Родившись в такой разносторонней семье, Алеша не мог стать другим: он был мечтателем, большим ребенком, добрым, умным, светлым, очень интеллигентным и талантливым. И, конечно, красавцем: высоким, белокурым, с большими ясными голубыми глазами. По рассказам очевидцев, Алеша разбил немало сердец (я даже знаю одно из них), но это было позже…
Маленький Алеша был очень любопытен: он рассказывал мне о том, что, достав маму очередными расспросами и получив ответ «Не знаю», он забегал вперед, раскидывал руки, загораживая проход и говорил: «А ты предположи…»
И был очень добр: в их доме всегда водилась всякая живность, которую спасали и выхаживали. Яркое воображение и наблюдательность не давали ему скучать даже тогда, когда все уходили на работу, а он оставался во дворе один.
Семья была большая и очень дружная. Жили они в частном доме на ул. Гоголя, 76, и хотя вскоре после землетрясения семья переехала в новую многоэтажку на Ц-5, а Алеша со временем перебрался в Москву, всю жизнь в мыслях и рассказах он постоянно оказывался там, на ЕГО улице, где прошло ЕГО детство, такое беззаботное, счастливое, наполненное любимыми людьми, чудесами, новыми открытиями, маленькими победами. Его игры с братом под маминым концертным роялем, купание с собакой, походы с дедом в зоопарк, бабушкины пироги с вишней и торт «Мазурка»…
В какой-то момент зрелой жизни впечатления переполнили Алешу и вылились в серию рассказов о маленьких, но таких важных для него встречах, вещах, моментах, случаях…

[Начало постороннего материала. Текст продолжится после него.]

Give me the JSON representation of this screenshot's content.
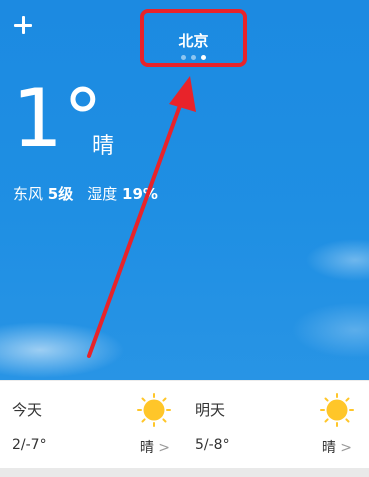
{
  "header": {
    "add_label": "+",
    "city": "北京",
    "page_count": 3,
    "active_page": 3
  },
  "current": {
    "temperature": "1°",
    "condition": "晴",
    "wind_label": "东风",
    "wind_value": "5级",
    "humidity_label": "湿度",
    "humidity_value": "19%"
  },
  "forecast": [
    {
      "day": "今天",
      "range": "2/-7°",
      "condition": "晴",
      "chevron": ">",
      "icon": "sun-icon"
    },
    {
      "day": "明天",
      "range": "5/-8°",
      "condition": "晴",
      "chevron": ">",
      "icon": "sun-icon"
    }
  ],
  "colors": {
    "sky": "#1f8fe0",
    "highlight": "#e8232a",
    "sun": "#ffc629"
  }
}
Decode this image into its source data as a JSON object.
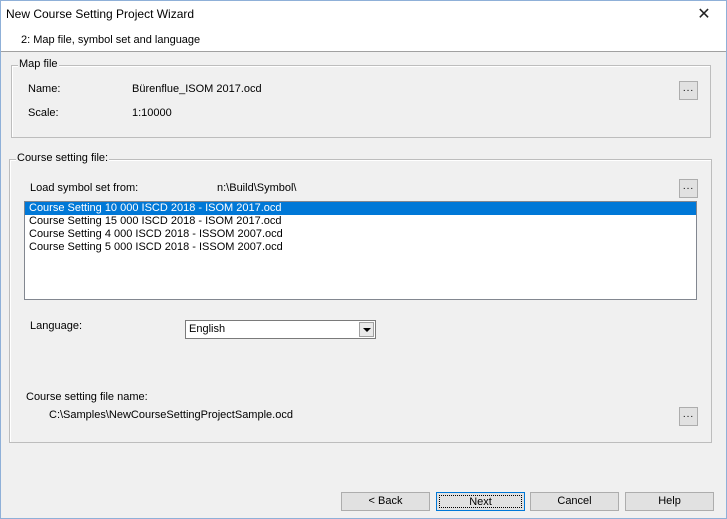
{
  "window": {
    "title": "New Course Setting Project Wizard",
    "close_glyph": "✕"
  },
  "step": {
    "title": "2: Map file, symbol set and language"
  },
  "map_file": {
    "legend": "Map file",
    "name_label": "Name:",
    "name_value": "Bürenflue_ISOM 2017.ocd",
    "scale_label": "Scale:",
    "scale_value": "1:10000",
    "browse_label": "..."
  },
  "course_setting_file": {
    "legend": "Course setting file:",
    "load_label": "Load symbol set from:",
    "load_path": "n:\\Build\\Symbol\\",
    "browse_label": "...",
    "symbol_sets": [
      {
        "label": "Course Setting 10 000 ISCD 2018 - ISOM 2017.ocd",
        "selected": true
      },
      {
        "label": "Course Setting 15 000 ISCD 2018 - ISOM 2017.ocd",
        "selected": false
      },
      {
        "label": "Course Setting 4 000 ISCD 2018 - ISSOM 2007.ocd",
        "selected": false
      },
      {
        "label": "Course Setting 5 000 ISCD 2018 - ISSOM 2007.ocd",
        "selected": false
      }
    ],
    "language_label": "Language:",
    "language_value": "English",
    "file_name_label": "Course setting file name:",
    "file_name_value": "C:\\Samples\\NewCourseSettingProjectSample.ocd",
    "file_browse_label": "..."
  },
  "buttons": {
    "back": "< Back",
    "next": "Next",
    "cancel": "Cancel",
    "help": "Help"
  },
  "colors": {
    "selection": "#0078d7",
    "background": "#f0f0f0"
  }
}
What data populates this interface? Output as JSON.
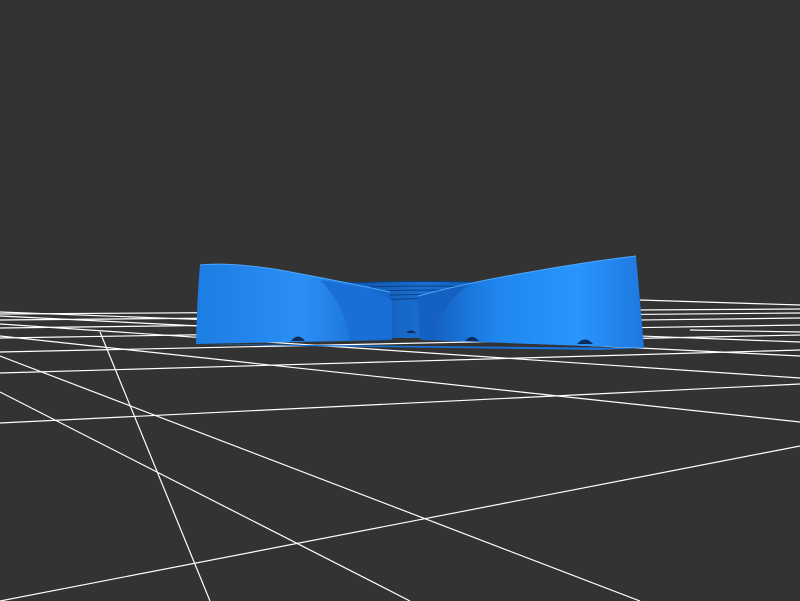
{
  "viewport": {
    "background_color": "#333333",
    "grid_color": "#ffffff",
    "model_color": "#1e88f0",
    "model_shadow_color": "#0f4fa8",
    "model_highlight_color": "#3aa0ff",
    "grid_visible": true
  }
}
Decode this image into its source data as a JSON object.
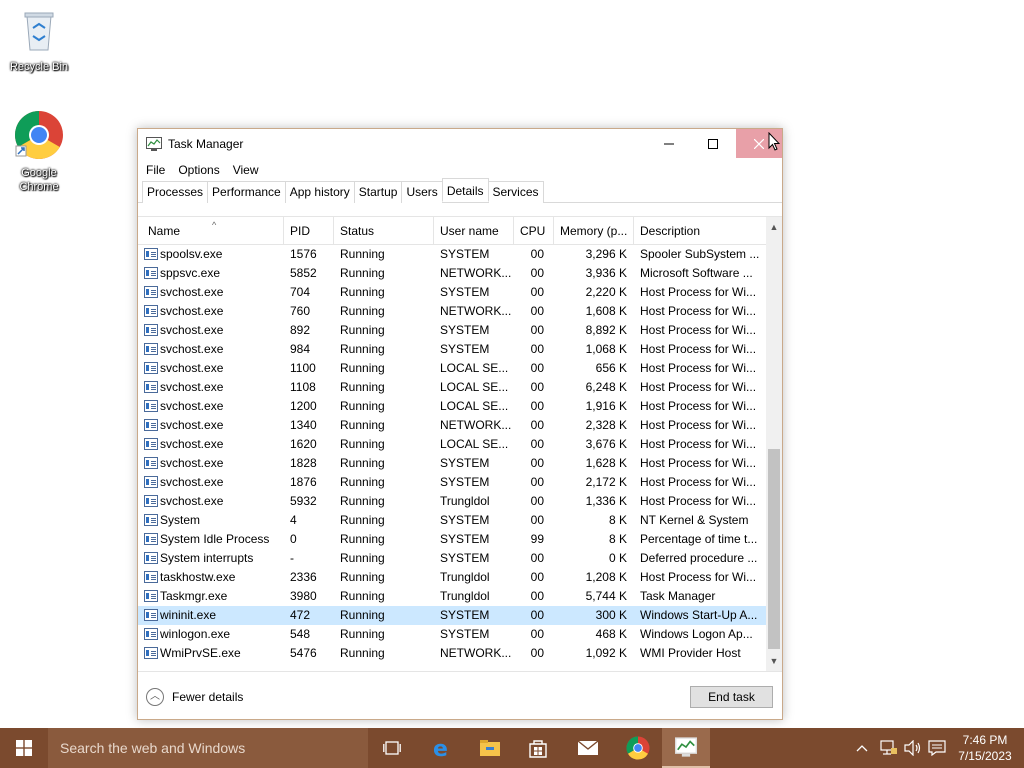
{
  "desktop": {
    "recycle_bin_label": "Recycle Bin",
    "chrome_label": "Google Chrome"
  },
  "window": {
    "title": "Task Manager",
    "menu": [
      "File",
      "Options",
      "View"
    ],
    "tabs": [
      "Processes",
      "Performance",
      "App history",
      "Startup",
      "Users",
      "Details",
      "Services"
    ],
    "active_tab": "Details"
  },
  "table": {
    "columns": [
      "Name",
      "PID",
      "Status",
      "User name",
      "CPU",
      "Memory (p...",
      "Description"
    ],
    "rows": [
      {
        "name": "spoolsv.exe",
        "pid": "1576",
        "status": "Running",
        "user": "SYSTEM",
        "cpu": "00",
        "mem": "3,296 K",
        "desc": "Spooler SubSystem ..."
      },
      {
        "name": "sppsvc.exe",
        "pid": "5852",
        "status": "Running",
        "user": "NETWORK...",
        "cpu": "00",
        "mem": "3,936 K",
        "desc": "Microsoft Software ..."
      },
      {
        "name": "svchost.exe",
        "pid": "704",
        "status": "Running",
        "user": "SYSTEM",
        "cpu": "00",
        "mem": "2,220 K",
        "desc": "Host Process for Wi..."
      },
      {
        "name": "svchost.exe",
        "pid": "760",
        "status": "Running",
        "user": "NETWORK...",
        "cpu": "00",
        "mem": "1,608 K",
        "desc": "Host Process for Wi..."
      },
      {
        "name": "svchost.exe",
        "pid": "892",
        "status": "Running",
        "user": "SYSTEM",
        "cpu": "00",
        "mem": "8,892 K",
        "desc": "Host Process for Wi..."
      },
      {
        "name": "svchost.exe",
        "pid": "984",
        "status": "Running",
        "user": "SYSTEM",
        "cpu": "00",
        "mem": "1,068 K",
        "desc": "Host Process for Wi..."
      },
      {
        "name": "svchost.exe",
        "pid": "1100",
        "status": "Running",
        "user": "LOCAL SE...",
        "cpu": "00",
        "mem": "656 K",
        "desc": "Host Process for Wi..."
      },
      {
        "name": "svchost.exe",
        "pid": "1108",
        "status": "Running",
        "user": "LOCAL SE...",
        "cpu": "00",
        "mem": "6,248 K",
        "desc": "Host Process for Wi..."
      },
      {
        "name": "svchost.exe",
        "pid": "1200",
        "status": "Running",
        "user": "LOCAL SE...",
        "cpu": "00",
        "mem": "1,916 K",
        "desc": "Host Process for Wi..."
      },
      {
        "name": "svchost.exe",
        "pid": "1340",
        "status": "Running",
        "user": "NETWORK...",
        "cpu": "00",
        "mem": "2,328 K",
        "desc": "Host Process for Wi..."
      },
      {
        "name": "svchost.exe",
        "pid": "1620",
        "status": "Running",
        "user": "LOCAL SE...",
        "cpu": "00",
        "mem": "3,676 K",
        "desc": "Host Process for Wi..."
      },
      {
        "name": "svchost.exe",
        "pid": "1828",
        "status": "Running",
        "user": "SYSTEM",
        "cpu": "00",
        "mem": "1,628 K",
        "desc": "Host Process for Wi..."
      },
      {
        "name": "svchost.exe",
        "pid": "1876",
        "status": "Running",
        "user": "SYSTEM",
        "cpu": "00",
        "mem": "2,172 K",
        "desc": "Host Process for Wi..."
      },
      {
        "name": "svchost.exe",
        "pid": "5932",
        "status": "Running",
        "user": "Trungldol",
        "cpu": "00",
        "mem": "1,336 K",
        "desc": "Host Process for Wi..."
      },
      {
        "name": "System",
        "pid": "4",
        "status": "Running",
        "user": "SYSTEM",
        "cpu": "00",
        "mem": "8 K",
        "desc": "NT Kernel & System"
      },
      {
        "name": "System Idle Process",
        "pid": "0",
        "status": "Running",
        "user": "SYSTEM",
        "cpu": "99",
        "mem": "8 K",
        "desc": "Percentage of time t..."
      },
      {
        "name": "System interrupts",
        "pid": "-",
        "status": "Running",
        "user": "SYSTEM",
        "cpu": "00",
        "mem": "0 K",
        "desc": "Deferred procedure ..."
      },
      {
        "name": "taskhostw.exe",
        "pid": "2336",
        "status": "Running",
        "user": "Trungldol",
        "cpu": "00",
        "mem": "1,208 K",
        "desc": "Host Process for Wi..."
      },
      {
        "name": "Taskmgr.exe",
        "pid": "3980",
        "status": "Running",
        "user": "Trungldol",
        "cpu": "00",
        "mem": "5,744 K",
        "desc": "Task Manager"
      },
      {
        "name": "wininit.exe",
        "pid": "472",
        "status": "Running",
        "user": "SYSTEM",
        "cpu": "00",
        "mem": "300 K",
        "desc": "Windows Start-Up A..."
      },
      {
        "name": "winlogon.exe",
        "pid": "548",
        "status": "Running",
        "user": "SYSTEM",
        "cpu": "00",
        "mem": "468 K",
        "desc": "Windows Logon Ap..."
      },
      {
        "name": "WmiPrvSE.exe",
        "pid": "5476",
        "status": "Running",
        "user": "NETWORK...",
        "cpu": "00",
        "mem": "1,092 K",
        "desc": "WMI Provider Host"
      }
    ],
    "selected_name": "wininit.exe"
  },
  "footer": {
    "fewer_details": "Fewer details",
    "end_task": "End task"
  },
  "taskbar": {
    "search_placeholder": "Search the web and Windows",
    "time": "7:46 PM",
    "date": "7/15/2023"
  },
  "colors": {
    "taskbar": "#7b4a2e",
    "selected_row": "#cce8ff",
    "close_button": "#e8a0a8"
  }
}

Его корни навсегда остались там, на Гоголя, 76, с мамой, папой, бабушкой, дедушкой, тетей Ирой и братом Петей, овчаркой Азкой, курами, ежиками, черепашками, падающими спелыми сливами, огромным фруктовым садом и шелкопрядами… Так начиналась Алешина Шелковая жизнь.
«Близкие горы»
Работа Алексея Хабарова
«Дом на ул. Гоголя 76, Ташкент»
Работа Алексея Хабарова
«Лысый ежик»
(иллюстрация к рассказу
«Мошонка с ушами»)
Рисунок Алексея Хабарова
Алексей с мамой, Галиной Борисовной Калмыковой
Алеше 6 лет
Месяц назад мы покрасили пол в необыкновенный цвет. Раньше пол тоже был крашеный. Такой же, как в доме у бабушки с дедом, который находился в другой стороне нашего двора. У всех в Ташкенте, кто жил в старых одноэтажных домах, полы были крашенные. У всех – одним и тем же унылым коричневым цветом. Краска называлась смешно – «сурик». Точно так, как телефонного мастера с большим носом и маленькими усиками, который иногда к нам заходил.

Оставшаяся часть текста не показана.